IP Spoofing

A IP Spoofing Attack involves forging one's source address. It is the act of using one machine to impersonate another. Most of the applications and tools in UNIX rely on the source IP address authentication. Many developers have used the host based access controls to secure their networks. Source IP address is a unique identifier but not a reliable one. It can easily be spoofed.

The client system begins by sending a SYN message to the server. The server then acknowledges the SYN message by sending SYN-ACK message to the client. The client then finishes establishing the connection by responding with an ACK message. The connection between the client and the server is then open, and the service-specific data can be exchanged between the client and the server. Client and server can now send service-specific data.

TCP uses sequence numbers. When a virtual circuit establishes between two hosts , then TCP assigns each packet a number as an identifying index. Both hosts use this number for error checking and reporting.

The sequence number is used to acknowledge receipt of data. At the beginning of a TCP connection, the client sends a TCP packet with an initial sequence number, but no acknowledgment.
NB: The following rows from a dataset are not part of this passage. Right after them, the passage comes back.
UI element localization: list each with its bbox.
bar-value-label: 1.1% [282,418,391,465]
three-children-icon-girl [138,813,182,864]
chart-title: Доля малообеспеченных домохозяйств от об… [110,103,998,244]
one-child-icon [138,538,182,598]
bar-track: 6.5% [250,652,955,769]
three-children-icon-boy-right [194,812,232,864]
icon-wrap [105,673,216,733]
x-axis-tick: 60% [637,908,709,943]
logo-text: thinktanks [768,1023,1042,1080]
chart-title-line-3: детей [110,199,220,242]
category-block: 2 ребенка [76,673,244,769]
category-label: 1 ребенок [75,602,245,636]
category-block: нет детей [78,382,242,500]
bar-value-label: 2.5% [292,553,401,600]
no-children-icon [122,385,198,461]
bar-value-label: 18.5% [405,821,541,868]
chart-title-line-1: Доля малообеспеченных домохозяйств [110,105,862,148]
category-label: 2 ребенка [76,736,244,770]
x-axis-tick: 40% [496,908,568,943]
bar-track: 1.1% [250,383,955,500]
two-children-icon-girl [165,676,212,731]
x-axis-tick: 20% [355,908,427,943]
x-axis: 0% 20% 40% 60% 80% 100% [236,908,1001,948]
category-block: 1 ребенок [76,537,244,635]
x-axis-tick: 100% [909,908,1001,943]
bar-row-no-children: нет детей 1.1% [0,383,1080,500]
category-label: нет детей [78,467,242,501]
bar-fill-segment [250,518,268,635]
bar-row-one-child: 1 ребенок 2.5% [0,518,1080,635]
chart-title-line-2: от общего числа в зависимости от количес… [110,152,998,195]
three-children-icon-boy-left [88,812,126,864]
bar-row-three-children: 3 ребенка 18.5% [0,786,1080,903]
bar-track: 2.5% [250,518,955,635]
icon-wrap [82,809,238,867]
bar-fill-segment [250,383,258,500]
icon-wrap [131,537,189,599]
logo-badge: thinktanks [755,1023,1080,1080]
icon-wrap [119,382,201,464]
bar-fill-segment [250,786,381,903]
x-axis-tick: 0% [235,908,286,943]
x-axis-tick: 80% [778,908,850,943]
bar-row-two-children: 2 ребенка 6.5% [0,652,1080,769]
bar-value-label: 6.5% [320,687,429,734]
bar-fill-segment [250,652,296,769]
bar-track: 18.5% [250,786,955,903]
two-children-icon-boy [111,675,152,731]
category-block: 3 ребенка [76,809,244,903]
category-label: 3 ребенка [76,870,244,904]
If there is a server application running at the other end of the connection, the server sends back a TCP packet with its own initial sequence number, and an acknowledgment; the initial number from the client's packet plus one. When the client system receives this packet, it must send back its own acknowledgment; the server's initial sequence number plus one.

An attacker has two problems. The attacker must forge the source address. Ansd the attacker must maintain a sequence number with the target. The second task is the most complicated task because when target sets the initial sequence number, the attacker must response with the correct response. Once the attacker correctly guesses the sequence number, he can then synchronize with the target and establish a valid session.

Configuration and services that are vulnerable to IP spoofing :

-RPC (Remote Procedure Call services)
-Any service that uses IP address authentication
-The X Window system
-The R services suite (rlogin, rsh, etc.)

Measures to prevent IP Spoofing Attacks:

Avoid using the source address authentication. Implement cryptographic authentication
systemwide.

Configuring your network to reject packets from the Net that claim to originate from a  local address. This is most commonly done with a router.

If you allow outside connections from trusted hosts, enable encryption sessions at the  router.

Dsniff is a collection of tools for network auditing and penetration testing. dsniff, filesnarf, mailsnarf, msgsnarf, urlsnarf, and webspy passively monitor a network for interesting data (passwords, e-mail, files, etc.). arpspoof, dnsspoof, and macof facilitate the interception of network traffic. http://www.monkey.org/~dugsong/dsniff/

The following shell script tries to prevent this kind of attack:

#!/bin/bash

INT_IF="eth1" # connected to internet
SERVER_IP="202.54.10.20" # server IP
LAN_RANGE="192.168.1.0/24" # your LAN IP range

# Add your IP range/IPs here,
SPOOF_IPS="0.0.0.0/8 127.0.0.0/8 10.0.0.0/8 172.16.0.0/12 192.168.0.0/16 224.0.0.0/3"

IPT="/sbin/iptables" # path to iptables

# default action, can be DROP or REJECT
ACTION="DROP"

# Drop packet that claiming from our own server
$IPT -A INPUT -i $INT_IF -s $SERVER_IP -j $ACTION
$IPT -A OUTPUT -o $INT_IF -s $SERVER_IP -j $ACTION

# Drop packet that claiming from our own internal LAN
$IPT -A INPUT -i $INT_IF -s $LAN_RANGE -j $ACTION
$IPT -A OUTPUT -o $INT_IF -s $LAN_RANGE -j $ACTION

for ip in $SPOOF_IPS
do
 $IPT -A INPUT -i $INT_IF -s $ip -j $ACTION
 $IPT -A OUTPUT -o $INT_IF -s $ip -j $ACTION
done

Save and close the file. Call above script from your own iptables script. Add following line to your /etc/sysctl.conf

net.ipv4.conf.all.rp_filter = 1

This entry enables source address verification which is inbuilt into Linux kernel itself.